Nicolas Fromageau, tête pensante de Team Ghost, a été à une époque pas si lointaine la moitié de M83. Voilà, c’est dit, une fois de plus (*), et c’est extrêmement cruel de se sentir obligé à chaque fois de le rappeler car on aimerait dire que Team Ghost peut exister par lui-même. Mais rien à faire, on doit s’y tenir, et pour au moins deux raisons : d’abord parce que cela peut permettre à Team Ghost de récolter les fruits du succès grandissant récolté par Antony Gonzales (seul maître à bord d’M83 désormais), ensuite parce que le son du combo Team Ghost de Fromageau est toujours directement relié à ce qu’il a produit avec Gonzales.
Sur ce deuxième point Fromageau est directement responsable mais sans doute assume-t-il complètement ces racines. Il aurait d’ailleurs tort de les renier car, si on peut en effet lui reprocher son manque d’émancipation, comment ne pas voir dans Rituals une évidence déjà esquissée sur la compilation We All Shine (2011) : ce qui faisait la beauté romantique de Dead Cities, Red Seas and Lost Ghosts (2003), le meilleur album d’M83 à ce jour, c’est à lui qu’on le doit. Il ne s’agit pas ici de renier totalement ce qu’a sorti Gonzales seul sous le nom de M83, mais le départ de Fromageau a produit une rupture vers le gigantisme qui a trouvé avec le boursouflé Hurry Up, We’re Dreaming (2011) de nombreuses limites. C’est pourtant ce dernier disque qui a déclenché une grande vague d’hystérie, publique et critique, autour de M83… La preuve en est que la musique de Gonzales a servi à promouvoir l’énorme machine Cloud Atlas, et que ce dernier est aujourd’hui encore à la une pour avoir écrit la bande originale du non moins commercial Oblivion.

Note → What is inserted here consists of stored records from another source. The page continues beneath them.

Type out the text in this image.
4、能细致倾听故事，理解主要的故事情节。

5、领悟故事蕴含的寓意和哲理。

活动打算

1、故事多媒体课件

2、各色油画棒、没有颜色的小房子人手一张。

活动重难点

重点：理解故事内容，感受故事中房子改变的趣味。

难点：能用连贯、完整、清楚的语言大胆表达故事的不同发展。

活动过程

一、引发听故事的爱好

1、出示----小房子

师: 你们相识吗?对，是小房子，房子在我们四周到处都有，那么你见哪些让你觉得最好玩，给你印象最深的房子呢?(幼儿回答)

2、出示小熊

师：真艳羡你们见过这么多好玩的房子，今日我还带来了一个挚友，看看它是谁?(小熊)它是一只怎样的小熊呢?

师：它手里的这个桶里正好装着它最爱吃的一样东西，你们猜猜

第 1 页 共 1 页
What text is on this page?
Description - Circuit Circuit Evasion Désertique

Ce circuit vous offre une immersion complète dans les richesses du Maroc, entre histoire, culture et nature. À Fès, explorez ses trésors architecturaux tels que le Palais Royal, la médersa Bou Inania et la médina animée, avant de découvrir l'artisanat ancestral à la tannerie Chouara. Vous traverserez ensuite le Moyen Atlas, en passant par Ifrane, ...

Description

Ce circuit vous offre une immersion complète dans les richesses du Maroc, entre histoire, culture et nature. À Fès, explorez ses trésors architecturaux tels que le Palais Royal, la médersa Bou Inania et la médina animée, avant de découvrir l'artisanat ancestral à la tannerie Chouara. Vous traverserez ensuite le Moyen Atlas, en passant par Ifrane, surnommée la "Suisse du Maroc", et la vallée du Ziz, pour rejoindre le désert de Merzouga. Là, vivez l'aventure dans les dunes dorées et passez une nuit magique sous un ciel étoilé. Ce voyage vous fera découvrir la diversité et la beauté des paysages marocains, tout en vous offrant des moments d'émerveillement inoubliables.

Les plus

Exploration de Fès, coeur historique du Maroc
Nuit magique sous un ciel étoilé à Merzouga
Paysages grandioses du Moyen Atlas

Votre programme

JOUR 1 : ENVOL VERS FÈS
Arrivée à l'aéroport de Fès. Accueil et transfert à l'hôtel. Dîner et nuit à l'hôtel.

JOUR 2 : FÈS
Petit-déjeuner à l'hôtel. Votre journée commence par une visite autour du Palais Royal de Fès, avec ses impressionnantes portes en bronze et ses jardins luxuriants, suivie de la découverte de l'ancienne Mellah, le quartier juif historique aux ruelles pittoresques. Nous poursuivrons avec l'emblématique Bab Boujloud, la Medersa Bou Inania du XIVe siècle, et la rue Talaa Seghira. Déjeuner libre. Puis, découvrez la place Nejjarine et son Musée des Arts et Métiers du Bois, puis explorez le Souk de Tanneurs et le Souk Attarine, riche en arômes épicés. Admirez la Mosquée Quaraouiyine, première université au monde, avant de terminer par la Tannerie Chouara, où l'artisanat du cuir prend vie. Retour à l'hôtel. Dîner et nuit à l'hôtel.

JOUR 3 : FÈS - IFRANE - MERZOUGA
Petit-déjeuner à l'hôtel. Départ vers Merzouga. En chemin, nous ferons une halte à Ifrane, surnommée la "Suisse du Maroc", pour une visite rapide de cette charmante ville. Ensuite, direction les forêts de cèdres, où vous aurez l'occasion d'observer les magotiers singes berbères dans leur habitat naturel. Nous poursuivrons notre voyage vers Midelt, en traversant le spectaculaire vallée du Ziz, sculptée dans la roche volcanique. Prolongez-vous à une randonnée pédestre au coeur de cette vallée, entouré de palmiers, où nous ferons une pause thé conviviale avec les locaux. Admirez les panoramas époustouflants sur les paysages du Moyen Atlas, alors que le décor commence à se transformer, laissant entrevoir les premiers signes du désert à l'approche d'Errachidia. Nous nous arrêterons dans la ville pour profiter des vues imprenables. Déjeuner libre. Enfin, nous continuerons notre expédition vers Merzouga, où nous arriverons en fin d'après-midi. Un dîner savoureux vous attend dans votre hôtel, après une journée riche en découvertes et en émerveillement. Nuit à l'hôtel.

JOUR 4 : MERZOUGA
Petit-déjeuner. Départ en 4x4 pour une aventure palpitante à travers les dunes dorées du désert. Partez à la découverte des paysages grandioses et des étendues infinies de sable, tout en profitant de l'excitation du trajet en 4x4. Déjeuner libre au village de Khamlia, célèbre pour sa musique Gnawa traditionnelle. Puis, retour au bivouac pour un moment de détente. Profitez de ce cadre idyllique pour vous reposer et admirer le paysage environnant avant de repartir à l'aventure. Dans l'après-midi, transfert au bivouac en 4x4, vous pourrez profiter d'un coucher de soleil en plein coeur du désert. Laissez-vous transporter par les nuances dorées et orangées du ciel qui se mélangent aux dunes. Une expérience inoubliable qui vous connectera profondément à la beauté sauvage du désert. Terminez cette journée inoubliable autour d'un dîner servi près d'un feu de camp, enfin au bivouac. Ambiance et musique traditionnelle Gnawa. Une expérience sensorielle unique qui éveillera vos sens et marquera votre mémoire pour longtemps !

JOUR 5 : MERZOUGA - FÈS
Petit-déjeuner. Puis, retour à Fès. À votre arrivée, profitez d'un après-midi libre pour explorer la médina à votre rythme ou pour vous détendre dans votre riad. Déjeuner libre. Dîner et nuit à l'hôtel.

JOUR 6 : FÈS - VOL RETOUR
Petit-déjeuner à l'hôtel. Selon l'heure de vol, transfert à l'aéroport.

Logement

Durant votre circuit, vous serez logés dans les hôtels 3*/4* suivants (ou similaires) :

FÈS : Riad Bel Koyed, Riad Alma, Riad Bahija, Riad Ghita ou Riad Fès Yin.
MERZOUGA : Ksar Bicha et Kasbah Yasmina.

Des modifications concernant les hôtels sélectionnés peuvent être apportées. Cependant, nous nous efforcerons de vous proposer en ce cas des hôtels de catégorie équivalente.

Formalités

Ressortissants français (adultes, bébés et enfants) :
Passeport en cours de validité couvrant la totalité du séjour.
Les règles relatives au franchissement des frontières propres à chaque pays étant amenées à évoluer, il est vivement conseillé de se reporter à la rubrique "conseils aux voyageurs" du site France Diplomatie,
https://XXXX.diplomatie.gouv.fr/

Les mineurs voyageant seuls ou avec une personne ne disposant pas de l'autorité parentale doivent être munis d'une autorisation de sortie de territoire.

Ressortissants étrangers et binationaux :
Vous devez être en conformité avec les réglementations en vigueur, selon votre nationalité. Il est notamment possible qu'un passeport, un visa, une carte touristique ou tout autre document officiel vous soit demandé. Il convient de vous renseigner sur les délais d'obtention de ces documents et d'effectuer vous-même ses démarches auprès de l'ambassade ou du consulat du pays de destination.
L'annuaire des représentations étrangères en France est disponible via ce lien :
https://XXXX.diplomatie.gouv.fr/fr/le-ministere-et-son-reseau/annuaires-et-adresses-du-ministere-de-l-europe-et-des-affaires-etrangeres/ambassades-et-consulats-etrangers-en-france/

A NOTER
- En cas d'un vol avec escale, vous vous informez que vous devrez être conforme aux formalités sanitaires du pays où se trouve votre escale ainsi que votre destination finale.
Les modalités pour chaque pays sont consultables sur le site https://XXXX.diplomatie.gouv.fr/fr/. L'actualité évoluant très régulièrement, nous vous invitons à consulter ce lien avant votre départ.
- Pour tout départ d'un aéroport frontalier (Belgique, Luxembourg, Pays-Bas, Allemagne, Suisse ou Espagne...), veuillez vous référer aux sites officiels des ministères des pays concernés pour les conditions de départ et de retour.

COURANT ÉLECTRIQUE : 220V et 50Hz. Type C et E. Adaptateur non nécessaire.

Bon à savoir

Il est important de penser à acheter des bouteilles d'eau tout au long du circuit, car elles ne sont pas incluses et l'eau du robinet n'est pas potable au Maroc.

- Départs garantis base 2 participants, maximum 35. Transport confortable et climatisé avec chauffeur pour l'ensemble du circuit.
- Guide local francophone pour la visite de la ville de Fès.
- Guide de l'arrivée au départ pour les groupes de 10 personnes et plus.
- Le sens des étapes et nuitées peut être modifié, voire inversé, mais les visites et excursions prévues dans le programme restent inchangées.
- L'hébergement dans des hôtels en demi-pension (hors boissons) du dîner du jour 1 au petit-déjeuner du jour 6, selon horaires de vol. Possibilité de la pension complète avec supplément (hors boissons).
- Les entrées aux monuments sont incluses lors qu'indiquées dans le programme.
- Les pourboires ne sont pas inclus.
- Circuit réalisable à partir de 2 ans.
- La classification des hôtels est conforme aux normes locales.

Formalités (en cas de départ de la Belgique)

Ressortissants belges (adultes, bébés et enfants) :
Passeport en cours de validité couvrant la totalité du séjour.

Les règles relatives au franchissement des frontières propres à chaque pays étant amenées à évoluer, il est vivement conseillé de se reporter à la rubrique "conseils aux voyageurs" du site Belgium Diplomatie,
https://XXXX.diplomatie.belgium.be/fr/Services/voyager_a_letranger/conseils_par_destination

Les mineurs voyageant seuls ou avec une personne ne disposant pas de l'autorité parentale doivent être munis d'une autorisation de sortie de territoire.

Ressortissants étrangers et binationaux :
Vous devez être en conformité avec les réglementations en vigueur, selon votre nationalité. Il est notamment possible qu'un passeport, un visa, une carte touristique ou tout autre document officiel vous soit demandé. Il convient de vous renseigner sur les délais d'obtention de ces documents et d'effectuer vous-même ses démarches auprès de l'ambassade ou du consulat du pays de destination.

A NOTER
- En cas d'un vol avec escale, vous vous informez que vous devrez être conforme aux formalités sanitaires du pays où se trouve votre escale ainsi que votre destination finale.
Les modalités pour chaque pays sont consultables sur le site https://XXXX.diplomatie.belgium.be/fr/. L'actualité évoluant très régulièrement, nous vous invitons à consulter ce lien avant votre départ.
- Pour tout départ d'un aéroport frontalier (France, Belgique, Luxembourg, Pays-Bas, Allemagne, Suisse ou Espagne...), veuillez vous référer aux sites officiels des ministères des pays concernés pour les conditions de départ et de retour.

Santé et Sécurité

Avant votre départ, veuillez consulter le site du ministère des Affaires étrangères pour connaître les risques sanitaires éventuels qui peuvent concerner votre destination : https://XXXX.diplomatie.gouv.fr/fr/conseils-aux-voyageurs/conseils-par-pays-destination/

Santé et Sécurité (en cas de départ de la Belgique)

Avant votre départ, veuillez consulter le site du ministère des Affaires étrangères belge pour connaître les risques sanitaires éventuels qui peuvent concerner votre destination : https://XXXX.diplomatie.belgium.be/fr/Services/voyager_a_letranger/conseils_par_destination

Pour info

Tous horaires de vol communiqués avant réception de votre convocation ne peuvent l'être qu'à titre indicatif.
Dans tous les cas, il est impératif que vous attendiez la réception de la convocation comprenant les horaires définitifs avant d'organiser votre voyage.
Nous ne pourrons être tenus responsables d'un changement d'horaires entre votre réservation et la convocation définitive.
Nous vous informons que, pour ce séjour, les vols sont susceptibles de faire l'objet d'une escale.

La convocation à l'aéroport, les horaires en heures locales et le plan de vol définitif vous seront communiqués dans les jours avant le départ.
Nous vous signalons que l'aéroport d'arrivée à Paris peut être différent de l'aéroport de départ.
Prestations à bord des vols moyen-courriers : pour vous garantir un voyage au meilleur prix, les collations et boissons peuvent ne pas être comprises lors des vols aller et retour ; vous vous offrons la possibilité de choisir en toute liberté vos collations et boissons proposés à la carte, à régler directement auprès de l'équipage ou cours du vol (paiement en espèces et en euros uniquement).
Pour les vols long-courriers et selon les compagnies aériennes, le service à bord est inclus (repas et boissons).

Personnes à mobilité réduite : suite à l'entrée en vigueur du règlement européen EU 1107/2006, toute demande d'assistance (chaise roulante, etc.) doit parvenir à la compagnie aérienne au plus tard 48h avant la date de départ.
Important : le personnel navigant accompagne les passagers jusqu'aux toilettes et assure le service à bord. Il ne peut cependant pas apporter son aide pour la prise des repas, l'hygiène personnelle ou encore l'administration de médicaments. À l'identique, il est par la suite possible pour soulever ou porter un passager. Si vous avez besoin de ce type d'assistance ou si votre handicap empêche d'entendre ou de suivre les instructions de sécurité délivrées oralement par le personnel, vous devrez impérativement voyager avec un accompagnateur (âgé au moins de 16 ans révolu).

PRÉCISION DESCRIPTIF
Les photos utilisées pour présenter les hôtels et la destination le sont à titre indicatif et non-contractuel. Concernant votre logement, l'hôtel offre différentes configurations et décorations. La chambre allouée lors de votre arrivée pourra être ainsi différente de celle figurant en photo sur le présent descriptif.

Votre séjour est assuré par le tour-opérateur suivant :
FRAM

Par conséquent, comme dirait Brian Howe de Pitchfork, « it’s tempting to feel sorry for Nicolas Fromageau ». Oui, c’est vrai, on peut se sentir désolé de cet écart presque indécent entre l’accueil tiède réservé à Rituals et celui, outré, dont jouit aujourd’hui M83. Indécent ? Oui, on pèse le mot car si, on doit l’admettre, Fromageau ne s’est pas affranchi de qu’il a composé il y a dix ans, on peut affirmer qu’il a bien conservé la substantifique moelle de ce qui faisait la puissance de son premier projet. Quand son ancien compère l’a détourné sur des rails déjà posés d’une pop par trop grandiloquente et évidente. Rares sont ces disques qui parviennent à concilier concept et efficacité, trouvailles soniques et aspirations pop. Rituals y parvient, et on se doit de dire que Fromageau a réussi en un seul disque ce que Gonzales a selon nous échoué, semble-t-il par orgueil, à faire en deux (**).
Car enfin, comment ignorer les mélodies désarmantes (« Somebody’s Watching Me », « Dead Film Star ») qui font de Rituals un album définitivement pop ? Comment passer à côté de ces savantes et inquiétantes montées en puissance orchestrées par des synthétiseurs aussi massifs que majestueux (« Away ») ? Comment, enfin, ne pas mentionner cette veine romantique sombre qui irrigue Rituals de chanson en chanson, et qui manque tellement à la pop radiophonique d’aujourd’hui, tournée vers une lumière artificielle souvent ennuyeuse ? Team Ghost marche aux côtés de Depeche Mode et d’IAMX, dans cette obstination commune que c’est bien en broyant le noir synthétique de notre époque que l’on sort les plus beaux joyaux pop, et non dans l’éternelle et vaine fouille de l’insouciance perdue des années 60 et 70.
Voilà ce qu’affirme Rituals : malgré les guitares distordues, les claviers crapoteux, les voix salement vocodées, même lorsqu’il y a quelque chose de pourri en son royaume, la pop peut s’avérer conquérante. Et Team Ghost a donc tout intérêt à ne pas vouloir faire oublier sa filiation avec M83, d’abord pour les retombées commerciales que cela peut avoir sur le groupe, et surtout parce que, désormais, leur pop est bien meilleure ! Autrement dit : M83 est mort, vive Team Ghost.